Oyerinde, said the call by the IMF might appear to be in favour of the government, since it would drive up its revenues. However, he stressed that any attempt to hike taxes would have a negative impact on households, individuals and businesses, which cannot be overstated.
He said: “The call by the IMF to the federal government to increase taxes in order to reduce borrowing spells nothing but disaster for an economy struggling to stay afloat.


“For a private sector already overwhelmed by multiple taxes, the imposition of additional taxes on services will make the business community more vulnerable with a trade off on growth and job creation.”
He added that, “in an environment where individuals and corporate entities provide services and infrastructure that should normally be provided by the government, the best the government could do is to support and ease their burdens rather than considering any plans towards making them pay for its inefficiencies and fiscal indiscipline.


“Frankly, it is not every recommendation from development agencies that should be implemented without considering the peculiarity of the context in which such policies will be implemented.
“Many a time the emphasis is always on revenue mobilisation when the conversation about tax increases is being canvassed. But it is instructive to note that tax economics encompasses more than just public funds.
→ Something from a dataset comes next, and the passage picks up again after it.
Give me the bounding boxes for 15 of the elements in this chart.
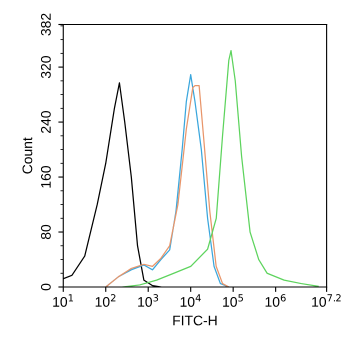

“For any discerning government, a higher tax in an environment with rising inflation is not the best decision. More taxes, of course, will weaken the purchasing power of individuals and stifle consumption, with attendant consequences for social cohesion.
“Countries tend to reduce taxes during economic lull but increase the same during a boom. Unfortunately, we are not in the latter position. Any attempt to consider tax hike would create more burdens on tax payers.


“It may defeat any attempt to widen the tax net as tax payers would consider tax avoidance measures. There will be massive capital flight, and the drive for direct foreign investment could be defeated.”
NECA, therefore, advised that, “government should consider widening its tax net as we had posited on my many occasions and at various forums.
“We support the IMF’s recommendation to the federal government to consider widening its fiscal net. It is the way to go. In addition, one of the problems government at all levels in Nigeria has is the rising cost of governance.


“If the cost governance can be addressed decisively, it has the tendency to reduce borrowing since recurrent expenditure would automatically decrease.”